If UTM insists on defining itself through gender segregation and cultural control, it undermines its own legitimacy. A university that cannot tolerate diversity cannot produce wisdom. A university that cannot respect its students’ dignity has no business calling itself an institution of higher learning.

The Social Role of Universities: Living Together, Not Apart

The university plays an important social role. It does not merely educate a social group—it provides the environment to live together peacefully, to cultivate values, and to prepare for livelihoods that will guide students through the rest of their lives.

The role of a university is not to regiment students into untested ideological molds. It is to nurture empathy, cooperation, and critical thinking. UTM’s cultural rules violate the very principles it is duty-bound to protect: inclusivity, dignity, and intellectual freedom. Instead of obsessing over gender segregation, the university should be probing deeper questions about academic freedom, graduate employability, inclusivity and fostering inclusive excellence?

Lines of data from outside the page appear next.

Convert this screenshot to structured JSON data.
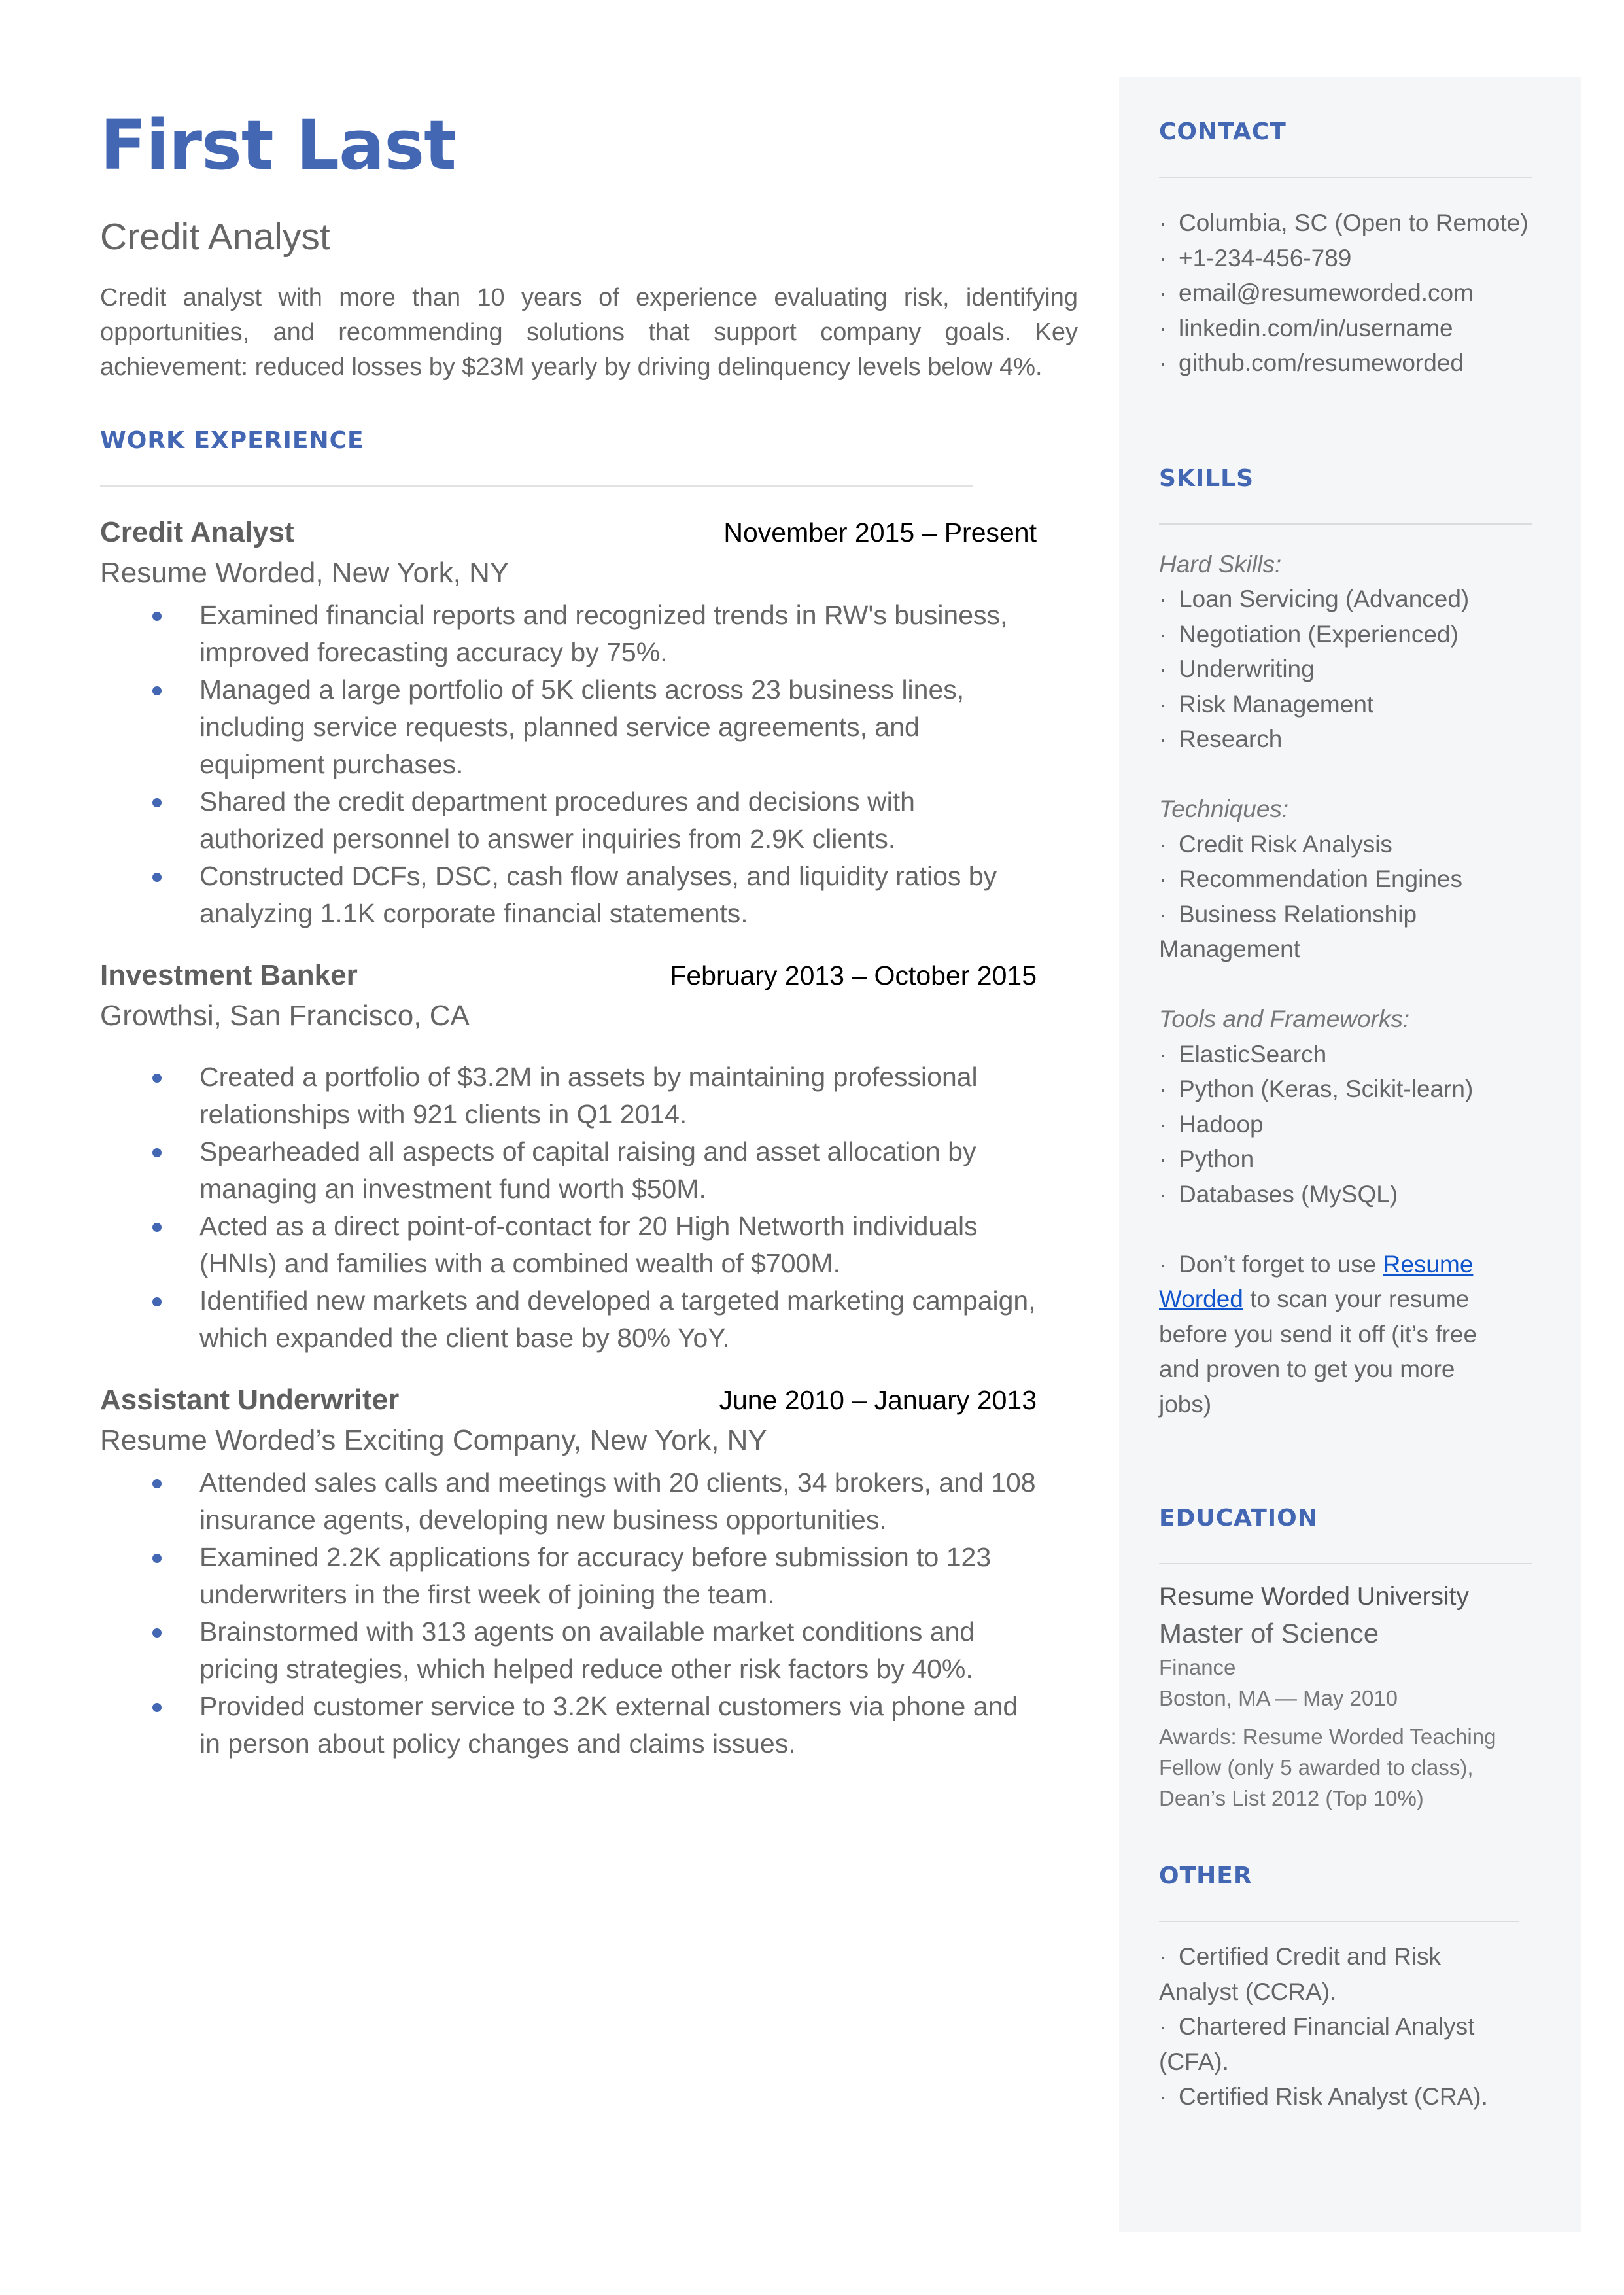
{
  "header": {
    "name": "First Last",
    "role": "Credit Analyst",
    "summary": "Credit analyst with more than 10 years of experience evaluating risk, identifying opportunities, and recommending solutions that support company goals. Key achievement: reduced losses by $23M yearly by driving delinquency levels below 4%."
  },
  "work": {
    "title": "WORK EXPERIENCE",
    "jobs": [
      {
        "title": "Credit Analyst",
        "dates": "November 2015 – Present",
        "company": "Resume Worded, New York, NY",
        "bullets": [
          "Examined financial reports and recognized trends in RW's business, improved forecasting accuracy by 75%.",
          "Managed a large portfolio of 5K clients across 23 business lines, including service requests, planned service agreements, and equipment purchases.",
          "Shared the credit department procedures and decisions with authorized personnel to answer inquiries from 2.9K clients.",
          "Constructed DCFs, DSC, cash flow analyses, and liquidity ratios by analyzing 1.1K corporate financial statements."
        ]
      },
      {
        "title": "Investment Banker",
        "dates": "February 2013 – October 2015",
        "company": "Growthsi, San Francisco, CA",
        "bullets": [
          "Created a portfolio of $3.2M in assets by maintaining professional relationships with 921 clients in Q1 2014.",
          "Spearheaded all aspects of capital raising and asset allocation by managing an investment fund worth $50M.",
          "Acted as a direct point-of-contact for 20 High Networth individuals (HNIs) and families with a combined wealth of $700M.",
          "Identified new markets and developed a targeted marketing campaign, which expanded the client base by 80% YoY."
        ]
      },
      {
        "title": "Assistant Underwriter",
        "dates": "June 2010 – January 2013",
        "company": "Resume Worded’s Exciting Company, New York, NY",
        "bullets": [
          "Attended sales calls and meetings with 20 clients, 34 brokers, and 108 insurance agents, developing new business opportunities.",
          "Examined 2.2K applications for accuracy before submission to 123 underwriters in the first week of joining the team.",
          "Brainstormed with 313 agents on available market conditions and pricing strategies, which helped reduce other risk factors by 40%.",
          "Provided customer service to 3.2K external customers via phone and in person about policy changes and claims issues."
        ]
      }
    ]
  },
  "sidebar": {
    "contact": {
      "title": "CONTACT",
      "items": [
        "Columbia, SC (Open to Remote)",
        "+1-234-456-789",
        "email@resumeworded.com",
        "linkedin.com/in/username",
        "github.com/resumeworded"
      ]
    },
    "skills": {
      "title": "SKILLS",
      "groups": [
        {
          "label": "Hard Skills:",
          "items": [
            "Loan Servicing (Advanced)",
            "Negotiation (Experienced)",
            "Underwriting",
            "Risk Management",
            "Research"
          ]
        },
        {
          "label": "Techniques:",
          "items": [
            "Credit Risk Analysis",
            "Recommendation Engines",
            "Business Relationship Management"
          ]
        },
        {
          "label": "Tools and Frameworks:",
          "items": [
            "ElasticSearch",
            "Python (Keras, Scikit-learn)",
            "Hadoop",
            "Python",
            "Databases (MySQL)"
          ]
        }
      ],
      "note": {
        "prefix": "Don’t forget to use ",
        "link": "Resume Worded",
        "suffix": " to scan your resume before you send it off (it’s free and proven to get you more jobs)"
      }
    },
    "education": {
      "title": "EDUCATION",
      "school": "Resume Worded University",
      "degree": "Master of Science",
      "field": "Finance",
      "location_date": "Boston, MA — May 2010",
      "awards": "Awards: Resume Worded Teaching Fellow (only 5 awarded to class), Dean’s List 2012 (Top 10%)"
    },
    "other": {
      "title": "OTHER",
      "items": [
        "Certified Credit and Risk Analyst (CCRA).",
        "Chartered Financial Analyst (CFA).",
        "Certified Risk Analyst (CRA)."
      ]
    }
  },
  "colors": {
    "accent": "#4467b3",
    "text": "#666666",
    "sidebar_bg": "#f5f6f8",
    "link": "#1155cc"
  }
}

The Modern University: A Product of Evolving Thought

The modern university evolved from centres of learning for the few to the Humboldtian model of research and teaching, accessible to all. It is shaped by global norms, human rights frameworks, and the imperative to democratize knowledge. It is a living institution, responsive to society’s needs and accountable to its values.

UTM’s regulations betray this legacy. They do not reflect cultural stewardship but cultural control. And control, especially when rooted in sexual segregation, is the antithesis of education.

Conclusion

At a time when corruption and political instability threaten the nation, it is tragic that our universities are consumed with regulating sex and the separation of genders. This fixation distracts from the real crises of governance, economy, and justice.

UTM must urgently reconsider its cultural and arts regulations. It must reaffirm its commitment to constitutional rights, educational integrity, and social responsibility. The future of Malaysian education depends on our ability to defend the university, not as a fortress of sexual morality, but as a sanctuary of thought, pluralism, and human dignity.